In essence, Oracles are a critical bridge between the off-chain world and blockchains. They provide the necessary data that allows the tokenization process to take place, ensuring the value, authenticity, and ownership of tokenized assets across disparate chains and databases.
For instance, oracles can provide real-time and historical price data of real-world assets. This data is crucial for creating, pricing, and trading asset-backed tokens. For instance, in the case of real estate tokenization, oracles can provide data about property prices, rental rates, occupancy rates, and other relevant information.
Oracles will also serve as the trusted third-party that verifies ownership of on-chain, tokenized RWAs. For instance, an oracle could verify the authenticity of a title deed for a piece of real estate or a fine art before it goes through the process of tokenization.

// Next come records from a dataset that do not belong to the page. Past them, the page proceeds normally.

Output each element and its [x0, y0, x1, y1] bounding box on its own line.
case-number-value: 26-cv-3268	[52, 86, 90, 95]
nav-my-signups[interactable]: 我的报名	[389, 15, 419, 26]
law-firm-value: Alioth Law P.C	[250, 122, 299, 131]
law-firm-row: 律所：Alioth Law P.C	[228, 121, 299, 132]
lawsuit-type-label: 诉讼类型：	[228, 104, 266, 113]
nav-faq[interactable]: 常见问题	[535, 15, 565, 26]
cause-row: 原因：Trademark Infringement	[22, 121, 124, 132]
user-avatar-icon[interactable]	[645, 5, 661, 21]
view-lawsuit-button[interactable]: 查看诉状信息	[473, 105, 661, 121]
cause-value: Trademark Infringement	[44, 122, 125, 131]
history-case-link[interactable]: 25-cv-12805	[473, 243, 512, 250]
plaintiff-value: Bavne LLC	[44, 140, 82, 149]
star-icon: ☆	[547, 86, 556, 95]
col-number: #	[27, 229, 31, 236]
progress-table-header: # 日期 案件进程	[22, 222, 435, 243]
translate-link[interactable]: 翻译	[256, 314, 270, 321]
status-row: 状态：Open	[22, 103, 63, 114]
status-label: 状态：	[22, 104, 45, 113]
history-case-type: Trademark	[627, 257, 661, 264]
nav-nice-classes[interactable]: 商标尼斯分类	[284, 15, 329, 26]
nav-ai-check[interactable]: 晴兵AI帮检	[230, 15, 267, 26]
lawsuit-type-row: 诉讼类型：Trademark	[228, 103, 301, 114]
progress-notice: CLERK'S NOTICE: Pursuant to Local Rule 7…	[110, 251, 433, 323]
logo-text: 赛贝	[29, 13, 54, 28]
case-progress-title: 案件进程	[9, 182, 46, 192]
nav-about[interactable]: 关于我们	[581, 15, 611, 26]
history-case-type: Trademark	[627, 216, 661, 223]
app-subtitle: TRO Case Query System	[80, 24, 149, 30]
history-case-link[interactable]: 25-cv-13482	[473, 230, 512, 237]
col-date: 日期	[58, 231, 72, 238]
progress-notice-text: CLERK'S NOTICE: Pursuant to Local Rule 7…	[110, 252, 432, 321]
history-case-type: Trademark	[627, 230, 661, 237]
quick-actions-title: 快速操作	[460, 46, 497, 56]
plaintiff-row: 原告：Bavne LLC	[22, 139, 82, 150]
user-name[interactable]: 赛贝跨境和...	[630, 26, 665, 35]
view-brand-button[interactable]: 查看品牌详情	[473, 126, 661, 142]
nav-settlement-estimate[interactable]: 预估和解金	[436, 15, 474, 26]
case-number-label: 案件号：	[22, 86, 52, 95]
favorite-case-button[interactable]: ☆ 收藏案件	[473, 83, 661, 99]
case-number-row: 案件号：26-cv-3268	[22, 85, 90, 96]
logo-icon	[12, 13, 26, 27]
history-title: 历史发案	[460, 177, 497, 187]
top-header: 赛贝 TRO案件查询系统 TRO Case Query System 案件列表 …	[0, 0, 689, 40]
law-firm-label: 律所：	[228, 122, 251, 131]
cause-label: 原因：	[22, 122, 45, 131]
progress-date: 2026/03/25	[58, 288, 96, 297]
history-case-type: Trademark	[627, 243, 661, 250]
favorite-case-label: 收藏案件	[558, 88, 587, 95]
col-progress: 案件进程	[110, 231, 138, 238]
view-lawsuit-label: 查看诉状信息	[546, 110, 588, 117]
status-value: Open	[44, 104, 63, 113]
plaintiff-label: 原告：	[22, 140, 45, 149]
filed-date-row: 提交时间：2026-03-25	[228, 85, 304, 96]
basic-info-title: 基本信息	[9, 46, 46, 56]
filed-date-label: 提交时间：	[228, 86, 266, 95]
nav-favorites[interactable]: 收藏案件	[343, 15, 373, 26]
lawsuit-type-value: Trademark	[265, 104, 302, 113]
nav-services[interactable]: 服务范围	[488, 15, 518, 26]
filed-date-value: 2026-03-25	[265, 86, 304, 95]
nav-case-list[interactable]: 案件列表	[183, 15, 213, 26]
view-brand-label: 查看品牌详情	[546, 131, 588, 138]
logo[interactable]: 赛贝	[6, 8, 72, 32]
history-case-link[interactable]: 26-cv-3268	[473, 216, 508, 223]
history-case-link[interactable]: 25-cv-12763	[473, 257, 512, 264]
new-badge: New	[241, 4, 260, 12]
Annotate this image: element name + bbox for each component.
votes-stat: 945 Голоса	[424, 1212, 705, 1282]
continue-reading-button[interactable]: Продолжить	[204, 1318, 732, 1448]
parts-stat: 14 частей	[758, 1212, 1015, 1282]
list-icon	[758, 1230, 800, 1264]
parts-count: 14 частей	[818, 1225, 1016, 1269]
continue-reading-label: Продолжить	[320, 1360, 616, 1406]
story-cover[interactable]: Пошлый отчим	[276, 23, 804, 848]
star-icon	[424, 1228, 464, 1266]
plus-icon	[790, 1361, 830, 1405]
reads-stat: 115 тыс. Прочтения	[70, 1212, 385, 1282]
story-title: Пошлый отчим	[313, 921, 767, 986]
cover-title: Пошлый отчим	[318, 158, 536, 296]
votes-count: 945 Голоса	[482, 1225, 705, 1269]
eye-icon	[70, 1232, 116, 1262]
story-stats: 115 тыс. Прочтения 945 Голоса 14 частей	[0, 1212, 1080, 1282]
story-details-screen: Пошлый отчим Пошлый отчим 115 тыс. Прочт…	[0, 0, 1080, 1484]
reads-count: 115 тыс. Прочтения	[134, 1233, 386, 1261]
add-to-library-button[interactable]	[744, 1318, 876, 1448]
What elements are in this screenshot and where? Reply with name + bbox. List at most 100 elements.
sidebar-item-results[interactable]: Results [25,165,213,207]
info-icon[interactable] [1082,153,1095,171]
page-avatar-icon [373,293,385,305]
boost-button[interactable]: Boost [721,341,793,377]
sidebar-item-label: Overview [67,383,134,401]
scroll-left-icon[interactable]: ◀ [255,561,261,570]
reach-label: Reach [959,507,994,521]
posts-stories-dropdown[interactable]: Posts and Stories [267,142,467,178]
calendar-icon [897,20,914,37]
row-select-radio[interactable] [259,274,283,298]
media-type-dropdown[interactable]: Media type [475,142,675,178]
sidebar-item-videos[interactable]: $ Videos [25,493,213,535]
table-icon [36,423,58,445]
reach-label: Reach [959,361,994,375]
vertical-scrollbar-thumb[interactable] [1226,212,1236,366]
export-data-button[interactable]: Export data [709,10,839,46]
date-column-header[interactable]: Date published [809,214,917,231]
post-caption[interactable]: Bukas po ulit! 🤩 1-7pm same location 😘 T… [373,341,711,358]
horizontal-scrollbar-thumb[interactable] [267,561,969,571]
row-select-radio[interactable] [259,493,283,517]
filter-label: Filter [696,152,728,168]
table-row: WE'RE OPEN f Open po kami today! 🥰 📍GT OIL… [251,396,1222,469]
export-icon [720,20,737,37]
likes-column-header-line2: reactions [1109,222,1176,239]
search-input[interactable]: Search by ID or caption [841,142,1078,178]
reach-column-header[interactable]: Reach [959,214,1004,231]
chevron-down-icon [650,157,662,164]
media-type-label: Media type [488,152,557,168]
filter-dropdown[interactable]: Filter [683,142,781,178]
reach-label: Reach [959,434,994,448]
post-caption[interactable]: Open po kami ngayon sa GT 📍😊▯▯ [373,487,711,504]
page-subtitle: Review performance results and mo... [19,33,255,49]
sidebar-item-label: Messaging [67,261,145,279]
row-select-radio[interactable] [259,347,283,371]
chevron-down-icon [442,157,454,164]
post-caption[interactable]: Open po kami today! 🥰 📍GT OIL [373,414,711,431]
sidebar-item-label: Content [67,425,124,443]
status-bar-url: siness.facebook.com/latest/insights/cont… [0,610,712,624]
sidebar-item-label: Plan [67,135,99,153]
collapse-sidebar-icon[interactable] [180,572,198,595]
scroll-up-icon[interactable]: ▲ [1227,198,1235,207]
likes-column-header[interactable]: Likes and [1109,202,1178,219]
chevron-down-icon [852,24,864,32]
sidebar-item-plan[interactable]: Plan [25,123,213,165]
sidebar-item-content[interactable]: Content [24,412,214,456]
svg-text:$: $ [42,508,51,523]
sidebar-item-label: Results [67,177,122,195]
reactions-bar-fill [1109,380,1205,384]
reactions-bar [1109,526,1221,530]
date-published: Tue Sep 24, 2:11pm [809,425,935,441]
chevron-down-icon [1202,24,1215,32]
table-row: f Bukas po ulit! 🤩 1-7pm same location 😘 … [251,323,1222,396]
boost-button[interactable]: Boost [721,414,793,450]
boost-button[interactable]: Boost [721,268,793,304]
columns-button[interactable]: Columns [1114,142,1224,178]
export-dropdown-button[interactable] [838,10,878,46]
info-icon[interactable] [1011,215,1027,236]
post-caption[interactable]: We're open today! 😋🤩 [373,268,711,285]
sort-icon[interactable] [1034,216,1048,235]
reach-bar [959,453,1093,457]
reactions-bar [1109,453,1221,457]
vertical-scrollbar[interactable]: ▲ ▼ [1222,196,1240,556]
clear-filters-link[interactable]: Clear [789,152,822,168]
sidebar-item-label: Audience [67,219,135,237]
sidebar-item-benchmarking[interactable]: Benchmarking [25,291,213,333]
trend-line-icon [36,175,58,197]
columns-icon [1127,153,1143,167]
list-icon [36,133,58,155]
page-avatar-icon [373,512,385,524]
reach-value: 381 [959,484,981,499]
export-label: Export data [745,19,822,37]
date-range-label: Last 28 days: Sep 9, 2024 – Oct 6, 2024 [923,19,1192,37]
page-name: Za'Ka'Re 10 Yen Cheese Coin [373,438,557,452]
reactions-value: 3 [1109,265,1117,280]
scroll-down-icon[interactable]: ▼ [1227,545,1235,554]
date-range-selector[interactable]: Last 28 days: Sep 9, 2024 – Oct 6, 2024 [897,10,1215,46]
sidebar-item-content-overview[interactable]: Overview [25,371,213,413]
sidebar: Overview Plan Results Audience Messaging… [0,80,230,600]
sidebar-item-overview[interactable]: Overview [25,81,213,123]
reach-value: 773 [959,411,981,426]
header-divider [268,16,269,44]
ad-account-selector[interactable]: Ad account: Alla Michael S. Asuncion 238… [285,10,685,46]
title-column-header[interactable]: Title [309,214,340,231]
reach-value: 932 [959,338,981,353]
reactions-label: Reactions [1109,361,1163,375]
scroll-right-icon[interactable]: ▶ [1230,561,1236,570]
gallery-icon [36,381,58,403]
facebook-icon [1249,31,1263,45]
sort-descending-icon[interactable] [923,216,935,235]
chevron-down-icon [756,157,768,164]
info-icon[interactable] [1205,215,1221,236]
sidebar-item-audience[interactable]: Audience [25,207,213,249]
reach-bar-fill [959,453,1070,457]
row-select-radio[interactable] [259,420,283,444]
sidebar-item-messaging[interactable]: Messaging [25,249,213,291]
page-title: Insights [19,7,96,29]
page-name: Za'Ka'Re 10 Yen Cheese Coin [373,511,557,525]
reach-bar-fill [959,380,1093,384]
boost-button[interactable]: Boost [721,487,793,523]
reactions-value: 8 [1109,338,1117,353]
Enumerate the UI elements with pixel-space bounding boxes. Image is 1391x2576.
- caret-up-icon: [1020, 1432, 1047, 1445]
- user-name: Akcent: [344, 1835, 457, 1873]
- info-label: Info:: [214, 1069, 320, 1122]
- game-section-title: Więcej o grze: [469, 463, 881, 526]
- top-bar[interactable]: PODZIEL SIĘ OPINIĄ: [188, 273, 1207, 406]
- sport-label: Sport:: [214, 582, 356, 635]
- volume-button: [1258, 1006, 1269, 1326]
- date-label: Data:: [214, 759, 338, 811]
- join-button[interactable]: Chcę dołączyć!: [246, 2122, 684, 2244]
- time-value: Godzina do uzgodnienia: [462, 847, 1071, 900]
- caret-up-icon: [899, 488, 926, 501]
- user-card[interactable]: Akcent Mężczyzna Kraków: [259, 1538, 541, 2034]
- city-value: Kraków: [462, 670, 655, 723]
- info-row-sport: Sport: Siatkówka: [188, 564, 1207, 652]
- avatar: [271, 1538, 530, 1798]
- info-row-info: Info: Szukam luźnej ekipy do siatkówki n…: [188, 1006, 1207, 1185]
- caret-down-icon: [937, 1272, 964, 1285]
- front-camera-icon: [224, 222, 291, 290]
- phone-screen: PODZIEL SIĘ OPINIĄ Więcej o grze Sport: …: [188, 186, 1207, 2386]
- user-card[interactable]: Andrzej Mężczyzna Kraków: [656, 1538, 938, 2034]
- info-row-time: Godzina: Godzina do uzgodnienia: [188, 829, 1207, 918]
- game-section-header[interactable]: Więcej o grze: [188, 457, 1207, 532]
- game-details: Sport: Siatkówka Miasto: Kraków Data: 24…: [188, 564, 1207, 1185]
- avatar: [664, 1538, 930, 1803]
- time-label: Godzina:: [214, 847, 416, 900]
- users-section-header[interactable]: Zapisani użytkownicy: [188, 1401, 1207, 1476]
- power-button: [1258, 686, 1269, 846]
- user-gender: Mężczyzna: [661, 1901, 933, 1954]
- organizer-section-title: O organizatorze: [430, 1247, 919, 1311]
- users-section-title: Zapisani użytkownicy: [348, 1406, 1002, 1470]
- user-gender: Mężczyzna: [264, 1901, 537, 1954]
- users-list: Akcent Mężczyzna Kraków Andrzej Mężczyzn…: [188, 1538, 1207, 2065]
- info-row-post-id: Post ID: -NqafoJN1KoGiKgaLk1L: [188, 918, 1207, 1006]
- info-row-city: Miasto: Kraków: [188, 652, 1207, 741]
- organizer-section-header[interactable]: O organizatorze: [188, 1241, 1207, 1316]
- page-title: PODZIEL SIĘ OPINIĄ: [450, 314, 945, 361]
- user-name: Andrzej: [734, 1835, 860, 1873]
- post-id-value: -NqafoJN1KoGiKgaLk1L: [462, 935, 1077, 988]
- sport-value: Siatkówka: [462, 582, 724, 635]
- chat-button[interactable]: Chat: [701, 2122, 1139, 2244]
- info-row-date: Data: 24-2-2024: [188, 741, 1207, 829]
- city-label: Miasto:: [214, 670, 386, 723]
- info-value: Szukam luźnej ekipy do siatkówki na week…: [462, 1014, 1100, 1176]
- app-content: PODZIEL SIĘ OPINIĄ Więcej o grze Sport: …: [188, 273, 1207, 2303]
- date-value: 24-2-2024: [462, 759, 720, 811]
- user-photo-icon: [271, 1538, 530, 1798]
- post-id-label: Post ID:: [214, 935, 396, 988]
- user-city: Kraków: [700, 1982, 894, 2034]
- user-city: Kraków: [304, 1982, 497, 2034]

As mentioned, oracles will play a role in the KYC process, perhaps even a perpetual KYC network which tracks and updates itself in real-time. This will facilitate adoption if it satisfies financial regulators. For instance, Oracles can run a check to confirm that a new user meets the necessary legal requirements to use the protocol.
Lastly, Oracles can also provide updates on the condition or status of assets. For instance, in the case of a tokenized rental jet-ski, an Oracle could provide real-time data on the asset’s usage, condition, scheduled maintenance lifecycles, and so on. They could also track temperatures to guarantee food freshness, or the weather conditions in the case of natural disasters and subsequent insurance claims.
The destination is clear, it’s only the road to get there that is uncertain. Tokenized assets and near-instant settlements are on the horizon. It’s almost certain that behind the scenes, political pressure is being applied from the likes of BlackRock and other investors looking to bring about sensible regulation of digital assets in the United States (and elsewhere, for that matter). While we’re glad to see Singapore providing a model for the rest of the world to follow, we fully expect in the coming months that news about RWAs making their way on-chain will soon become the norm.